Langston Hughes (1902-1967) was the first black writer in America to earn his living from writing. Born in Joplin, Missouri, he had a migratory childhood following his parents' separation, spending time in the American Mid-West and Mexico. He attended Columbia University from 1921-1922 but left, disillusioned by the coolness of his white peers. Hughes' experience of racial exclusion was compounded by his sexual orientation which made him doubly separate from the "norm" of white society. His homosexuality remained hidden throughout his life, and referred to in his writing only through coded references, in the manner of one of his literary heroes, Walt Whitman. However, he did feel able to speak out against the racial oppression he witnessed all around him and had experienced first hand, and his first poems were published in the magazine Crisis
which was run by which was run by the National Association for the Advancement of Coloured People. After leaving University, Hughes travelled, first on a freighter to Africa - where the lack of political and economic freedom of the native people disturbed him - and then extensively in Europe before heading back to the USA. On his return he published his first collection, The Weary Blues
, to great acclaim. From 1928-1930 he lived in New York and was a prominent member of the 'Harlem Renaissance', the name given to the flowering of intellectual and cultural activity amongst the black community of New York at the time. As well as poetry, Hughes's prolific output included plays, essays and articles, some of which expressed his admiration for the Soviet Union and socialist principles. This led him to be investigated by the McCarthy Committee during the anti-Communist hysteria of the 1950s and it took a while for him to restore his reputation. However, by the 1960s his services to literature were recognised by the government and he was made a cultural emissary to Europe and Africa for the US State Department. Hughes died in 1967 in New York having lived into the Decade of Protest and seen many of the reforms he'd fought for introduced.

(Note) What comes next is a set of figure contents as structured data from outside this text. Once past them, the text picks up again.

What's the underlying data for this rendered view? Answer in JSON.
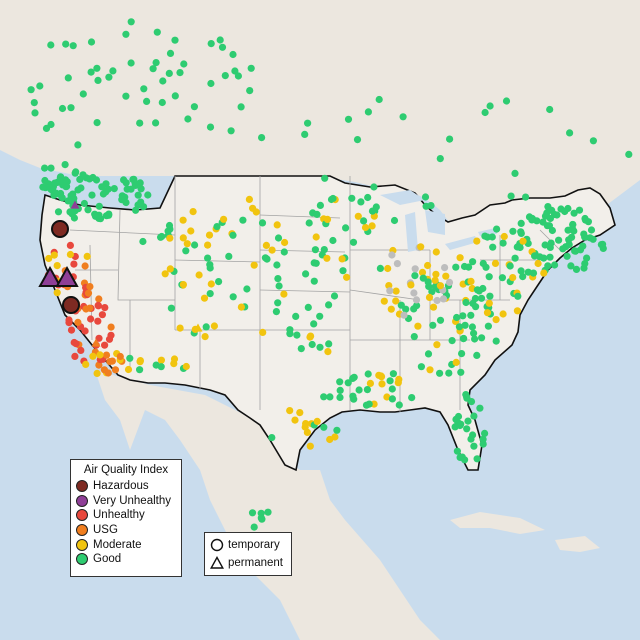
{
  "colors": {
    "ocean": "#c9dced",
    "land": "#ece7df",
    "land_us": "#f2efea",
    "border": "#111111",
    "state_line": "#a3a3a3",
    "Hazardous": "#7e2a22",
    "Very Unhealthy": "#8f3f97",
    "Unhealthy": "#e8483d",
    "USG": "#f07e1f",
    "Moderate": "#f1c40f",
    "Good": "#2ecc71",
    "No data": "#bdbdbd"
  },
  "legend_aqi": {
    "title": "Air Quality Index",
    "items": [
      {
        "label": "Hazardous",
        "category": "Hazardous"
      },
      {
        "label": "Very Unhealthy",
        "category": "Very Unhealthy"
      },
      {
        "label": "Unhealthy",
        "category": "Unhealthy"
      },
      {
        "label": "USG",
        "category": "USG"
      },
      {
        "label": "Moderate",
        "category": "Moderate"
      },
      {
        "label": "Good",
        "category": "Good"
      }
    ]
  },
  "legend_shape": {
    "items": [
      {
        "label": "temporary",
        "shape": "circle"
      },
      {
        "label": "permanent",
        "shape": "triangle"
      }
    ]
  },
  "monitors": {
    "notable": [
      {
        "category": "Hazardous",
        "shape": "circle",
        "region": "southern Oregon"
      },
      {
        "category": "Hazardous",
        "shape": "circle",
        "region": "northern California"
      },
      {
        "category": "Very Unhealthy",
        "shape": "triangle",
        "region": "northern California"
      },
      {
        "category": "Very Unhealthy",
        "shape": "triangle",
        "region": "northern California"
      }
    ],
    "summary_by_region": {
      "California & Oregon": "Unhealthy / USG",
      "Northwest, Midwest, Northeast, Southeast": "Good",
      "Central US & Great Plains": "Moderate"
    }
  }
}
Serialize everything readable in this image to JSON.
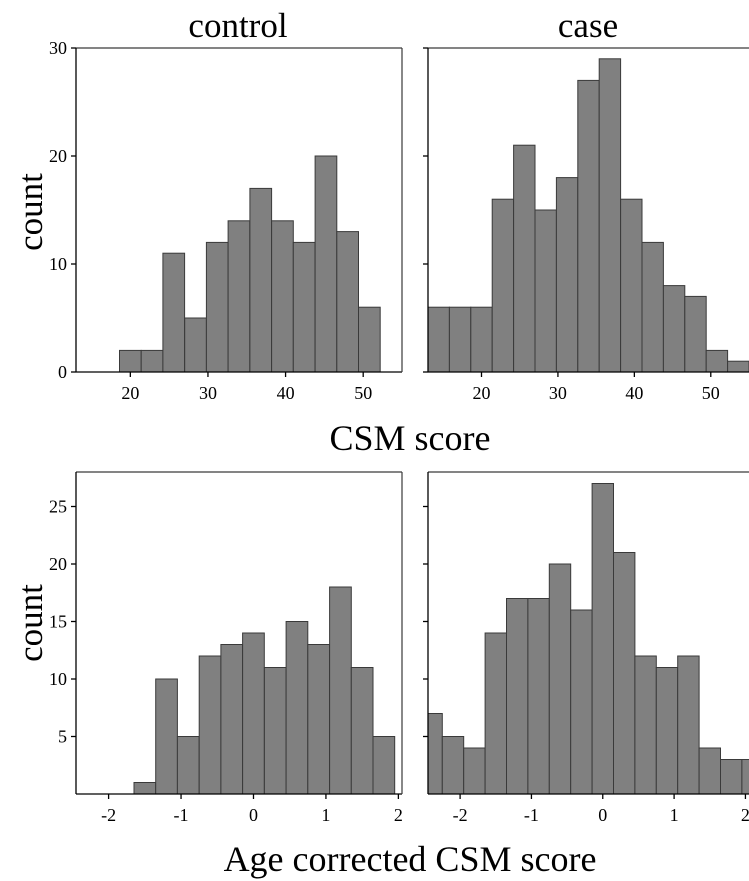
{
  "figure": {
    "facet_labels": [
      "control",
      "case"
    ],
    "row_xlabels": [
      "CSM score",
      "Age corrected CSM score"
    ]
  },
  "chart_data": [
    {
      "type": "bar",
      "subtype": "histogram",
      "panel": "control",
      "xlabel": "CSM score",
      "ylabel": "count",
      "xlim": [
        13,
        55
      ],
      "ylim": [
        0,
        30
      ],
      "xticks": [
        20,
        30,
        40,
        50
      ],
      "yticks": [
        0,
        10,
        20,
        30
      ],
      "bin_width": 2.8,
      "bin_starts": [
        18.6,
        21.4,
        24.2,
        27.0,
        29.8,
        32.6,
        35.4,
        38.2,
        41.0,
        43.8,
        46.6,
        49.4
      ],
      "values": [
        2,
        2,
        11,
        5,
        12,
        14,
        17,
        14,
        12,
        20,
        13,
        6
      ],
      "grid": false
    },
    {
      "type": "bar",
      "subtype": "histogram",
      "panel": "case",
      "xlabel": "CSM score",
      "ylabel": "count",
      "xlim": [
        13,
        55
      ],
      "ylim": [
        0,
        30
      ],
      "xticks": [
        20,
        30,
        40,
        50
      ],
      "yticks": [
        0,
        10,
        20,
        30
      ],
      "bin_width": 2.8,
      "bin_starts": [
        13.0,
        15.8,
        18.6,
        21.4,
        24.2,
        27.0,
        29.8,
        32.6,
        35.4,
        38.2,
        41.0,
        43.8,
        46.6,
        49.4,
        52.2
      ],
      "values": [
        6,
        6,
        6,
        16,
        21,
        15,
        18,
        27,
        29,
        16,
        12,
        8,
        7,
        2,
        1
      ],
      "grid": false
    },
    {
      "type": "bar",
      "subtype": "histogram",
      "panel": "control",
      "xlabel": "Age corrected CSM score",
      "ylabel": "count",
      "xlim": [
        -2.45,
        2.05
      ],
      "ylim": [
        0,
        28
      ],
      "xticks": [
        -2,
        -1,
        0,
        1,
        2
      ],
      "yticks": [
        5,
        10,
        15,
        20,
        25
      ],
      "bin_width": 0.3,
      "bin_starts": [
        -1.95,
        -1.65,
        -1.35,
        -1.05,
        -0.75,
        -0.45,
        -0.15,
        0.15,
        0.45,
        0.75,
        1.05,
        1.35,
        1.65
      ],
      "values": [
        0,
        1,
        10,
        5,
        12,
        13,
        14,
        11,
        15,
        13,
        18,
        11,
        5
      ],
      "grid": false
    },
    {
      "type": "bar",
      "subtype": "histogram",
      "panel": "case",
      "xlabel": "Age corrected CSM score",
      "ylabel": "count",
      "xlim": [
        -2.45,
        2.05
      ],
      "ylim": [
        0,
        28
      ],
      "xticks": [
        -2,
        -1,
        0,
        1,
        2
      ],
      "yticks": [
        5,
        10,
        15,
        20,
        25
      ],
      "bin_width": 0.3,
      "bin_starts": [
        -2.55,
        -2.25,
        -1.95,
        -1.65,
        -1.35,
        -1.05,
        -0.75,
        -0.45,
        -0.15,
        0.15,
        0.45,
        0.75,
        1.05,
        1.35,
        1.65,
        1.95
      ],
      "values": [
        7,
        5,
        4,
        14,
        17,
        17,
        20,
        16,
        27,
        21,
        12,
        11,
        12,
        4,
        3,
        3
      ],
      "grid": false
    }
  ]
}
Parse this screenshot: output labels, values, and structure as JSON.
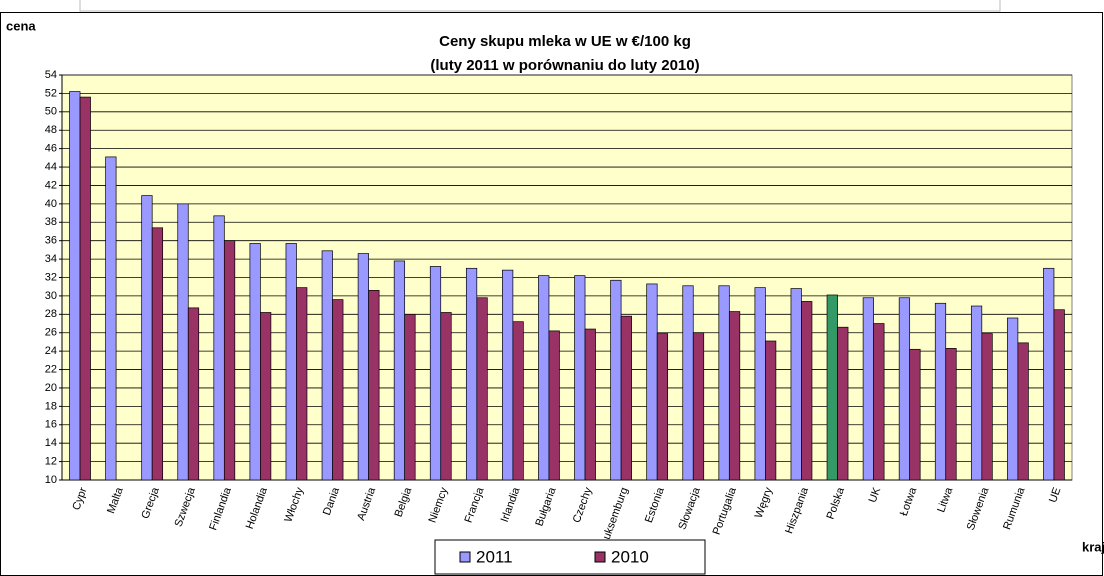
{
  "chart_data": {
    "type": "bar",
    "title": "Ceny skupu mleka w UE w €/100 kg",
    "subtitle": "(luty 2011 w porównaniu do luty 2010)",
    "y_label": "cena",
    "x_label": "kraj",
    "categories": [
      "Cypr",
      "Malta",
      "Grecja",
      "Szwecja",
      "Finlandia",
      "Holandia",
      "Włochy",
      "Dania",
      "Austria",
      "Belgia",
      "Niemcy",
      "Francja",
      "Irlandia",
      "Bułgaria",
      "Czechy",
      "Luksemburg",
      "Estonia",
      "Słowacja",
      "Portugalia",
      "Węgry",
      "Hiszpania",
      "Polska",
      "UK",
      "Łotwa",
      "Litwa",
      "Słowenia",
      "Rumunia",
      "UE"
    ],
    "series": [
      {
        "name": "2011",
        "color": "#9999ff",
        "point_colors": [
          "#9999ff",
          "#9999ff",
          "#9999ff",
          "#9999ff",
          "#9999ff",
          "#9999ff",
          "#9999ff",
          "#9999ff",
          "#9999ff",
          "#9999ff",
          "#9999ff",
          "#9999ff",
          "#9999ff",
          "#9999ff",
          "#9999ff",
          "#9999ff",
          "#9999ff",
          "#9999ff",
          "#9999ff",
          "#9999ff",
          "#9999ff",
          "#339966",
          "#9999ff",
          "#9999ff",
          "#9999ff",
          "#9999ff",
          "#9999ff",
          "#9999ff"
        ],
        "values": [
          52.2,
          45.1,
          40.9,
          40.0,
          38.7,
          35.7,
          35.7,
          34.9,
          34.6,
          33.8,
          33.2,
          33.0,
          32.8,
          32.2,
          32.2,
          31.7,
          31.3,
          31.1,
          31.1,
          30.9,
          30.8,
          30.1,
          29.8,
          29.8,
          29.2,
          28.9,
          27.6,
          33.0
        ]
      },
      {
        "name": "2010",
        "color": "#993366",
        "values": [
          51.6,
          null,
          37.4,
          28.7,
          36.0,
          28.2,
          30.9,
          29.6,
          30.6,
          28.0,
          28.2,
          29.8,
          27.2,
          26.2,
          26.4,
          27.8,
          25.9,
          26.0,
          28.3,
          25.1,
          29.4,
          26.6,
          27.0,
          24.2,
          24.3,
          25.9,
          24.9,
          28.5
        ]
      }
    ],
    "ylim": [
      10,
      54
    ],
    "yticks": [
      10,
      12,
      14,
      16,
      18,
      20,
      22,
      24,
      26,
      28,
      30,
      32,
      34,
      36,
      38,
      40,
      42,
      44,
      46,
      48,
      50,
      52,
      54
    ],
    "grid": true,
    "plot_background": "#ffffcc",
    "legend": "bottom"
  }
}
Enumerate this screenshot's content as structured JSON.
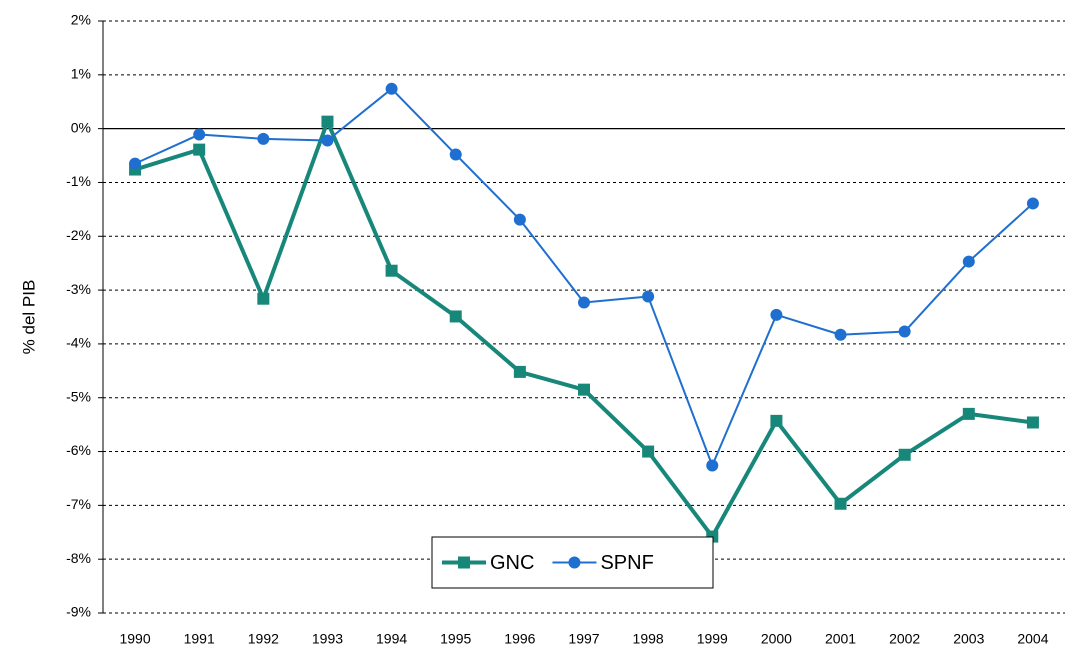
{
  "chart_data": {
    "type": "line",
    "y_label": "% del PIB",
    "categories": [
      "1990",
      "1991",
      "1992",
      "1993",
      "1994",
      "1995",
      "1996",
      "1997",
      "1998",
      "1999",
      "2000",
      "2001",
      "2002",
      "2003",
      "2004"
    ],
    "series": [
      {
        "name": "GNC",
        "color": "#17877a",
        "marker": "square",
        "values": [
          -0.76,
          -0.39,
          -3.16,
          0.13,
          -2.64,
          -3.49,
          -4.52,
          -4.85,
          -6.0,
          -7.58,
          -5.43,
          -6.97,
          -6.06,
          -5.3,
          -5.46
        ]
      },
      {
        "name": "SPNF",
        "color": "#1f6fd0",
        "marker": "circle",
        "values": [
          -0.65,
          -0.11,
          -0.19,
          -0.22,
          0.74,
          -0.48,
          -1.69,
          -3.23,
          -3.12,
          -6.26,
          -3.46,
          -3.83,
          -3.77,
          -2.47,
          -1.39
        ]
      }
    ],
    "ylim": [
      -9,
      2
    ],
    "yticks": [
      {
        "value": -9,
        "label": "-9%"
      },
      {
        "value": -8,
        "label": "-8%"
      },
      {
        "value": -7,
        "label": "-7%"
      },
      {
        "value": -6,
        "label": "-6%"
      },
      {
        "value": -5,
        "label": "-5%"
      },
      {
        "value": -4,
        "label": "-4%"
      },
      {
        "value": -3,
        "label": "-3%"
      },
      {
        "value": -2,
        "label": "-2%"
      },
      {
        "value": -1,
        "label": "-1%"
      },
      {
        "value": 0,
        "label": "0%"
      },
      {
        "value": 1,
        "label": "1%"
      },
      {
        "value": 2,
        "label": "2%"
      }
    ],
    "grid": true,
    "legend": "bottom"
  }
}
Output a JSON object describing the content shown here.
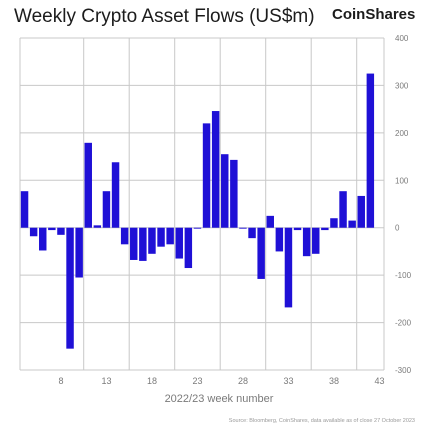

This recording features two of Hughes's best known poems. One of Hughes's poetic innovations was to draw on the rhythms of black musical traditions such as jazz and blues, but in 'The Negro Speaks of Rivers' it's the heritage of Negro spirituals which is recalled by the poem's majestic imagery and sonorous repetitions. Written when Hughes was only seventeen as he travelled by train across the Mississippi, 'The Negro Speaks of Rivers' is a beautiful statement of strength in the history of black people, which Hughes imagines stretching as far back as ancient Egypt and further into Africa and the cradle of civilisation. The poem returns at the end to America in a moment of optimistic alchemy when he sees the "muddy bosom" of the Mississippi "turn all golden in the sunset".
'I, Too' written just before his return to the States from Europe and after he'd been denied passage on a ship because of his colour, has a contemporary feel in contrast to the mythical dimension of 'The Negro Speaks of Rivers'. It is no less powerful however, in its expression of social injustice. The calm clear statements of the 'I' have an unstoppable force like the progress the poem envisages. Hughes's dignified introductions to these poems and his beautiful speaking voice render them all the more moving.
This recording was made in 1955 by the jazz specialist label, Folkways.